In 2010, local leaders in Columbus, OH came together to create a regional economic development organization to support the city and surrounding counties. Their focus on cultivating strong engagement within the private sector helped them to leverage a $50 million grant into $500 million worth of investment from Columbus and surrounding communities.


Created in 2010 as a response to the changing economic landscape and the 2008 recession, Columbus 2020 is the economic development organization for the Columbus Region, with a mission to generate opportunity and build capacity for economic growth across 11 Central Ohio counties

Composed of a diverse group of business and civic leaders, the organization created a regional growth strategy as well as a public-private partnership tasked with creating a more diverse and dynamic base in central Ohio. The region’s ambitious goals included adding 150,000 net new jobs, securing $8 billion of new capital investment and increasing per-capita income by 30 percent over the next decade.

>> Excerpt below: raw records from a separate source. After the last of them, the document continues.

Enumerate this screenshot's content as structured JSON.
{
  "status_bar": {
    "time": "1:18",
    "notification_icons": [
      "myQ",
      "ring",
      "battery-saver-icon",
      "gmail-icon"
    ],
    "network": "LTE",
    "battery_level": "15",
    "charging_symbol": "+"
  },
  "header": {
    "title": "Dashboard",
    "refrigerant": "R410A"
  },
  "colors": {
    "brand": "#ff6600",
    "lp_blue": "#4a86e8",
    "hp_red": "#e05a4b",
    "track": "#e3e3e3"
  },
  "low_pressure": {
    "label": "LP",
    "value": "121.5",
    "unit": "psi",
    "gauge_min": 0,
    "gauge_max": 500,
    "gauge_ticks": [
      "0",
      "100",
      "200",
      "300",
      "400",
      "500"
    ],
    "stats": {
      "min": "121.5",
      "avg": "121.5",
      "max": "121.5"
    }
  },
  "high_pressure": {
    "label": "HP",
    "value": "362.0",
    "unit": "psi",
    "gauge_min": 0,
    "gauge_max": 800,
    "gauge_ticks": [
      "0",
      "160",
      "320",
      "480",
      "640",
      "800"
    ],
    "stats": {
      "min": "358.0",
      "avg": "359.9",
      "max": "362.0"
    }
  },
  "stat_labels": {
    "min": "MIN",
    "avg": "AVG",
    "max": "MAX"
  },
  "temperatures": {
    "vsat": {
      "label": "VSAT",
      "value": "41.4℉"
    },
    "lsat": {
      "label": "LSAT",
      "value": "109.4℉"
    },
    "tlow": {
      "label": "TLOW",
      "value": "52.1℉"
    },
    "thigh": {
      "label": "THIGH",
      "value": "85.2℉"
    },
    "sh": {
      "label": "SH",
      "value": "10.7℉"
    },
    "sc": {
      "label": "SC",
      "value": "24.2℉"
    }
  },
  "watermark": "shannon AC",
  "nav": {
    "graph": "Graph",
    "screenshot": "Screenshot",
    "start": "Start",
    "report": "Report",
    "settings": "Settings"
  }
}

In June 2016, the city of Columbus landed a much-coveted $40 million grant from the US Department of Transportation and $10 million from Vulcan Inc. as part of the federal Smart City Challenge. The city won the funding in large part because of it’s close partnership with the Columbus business community.

In less than a year, Columbus was able to turn that original $50 million into half a billion dollars, thanks to an array of investments from the private sector.

Thanks to the establishment of the Columbus 2020 regional initiative years prior, Columbus officials were able to tap into their expertise putting together public-private partnerships. With its regional economic development organization leading the way, officials pulled together $90 million in pledges from local businesses in Columbus and surrounding communities in just two months, from when the federal grant was announced in December 2015 until applications were due in February 2016.


In addition to the above accomplishment, Columbus’ regional economic development organization and its strong engagement from the private sector, has achieved the following:

  • 147,595 net new jobs added as of October 2017, $8.7 billion of capital investment generated as of November 2017 and a per capita income increase of 24.4 percent as of 2016.
  • Columbus was selected as one of six cities – alongside Minneapolis-Saint Paul; Portland, Ore.; San Antonio; San Diego and Seattle – to participate in a foreign investment program led by the Brookings Institute and JPMorgan Chase & Co.
  • In 2017, Columbus 2020 received two marketing awards from the International Economic Development Council (IEDC), one gold and one silver. In addition, results from two industry studies ranked Columbus 2020 as the No. 1 “best in class” regional economic development agency and recognized the organization as one of the “most valuable economic development brands.”


It’s clear that in cities today that are interested in developing a sustainable response to economic challenges and opportunities must be do in a way that utilizes all of their limited resources. In many cases, this means “thinking regionally, acting locally.” The role of collaboration will be particularly important in this new economic environment, which requires unconventional strategies for generating growth and opportunity.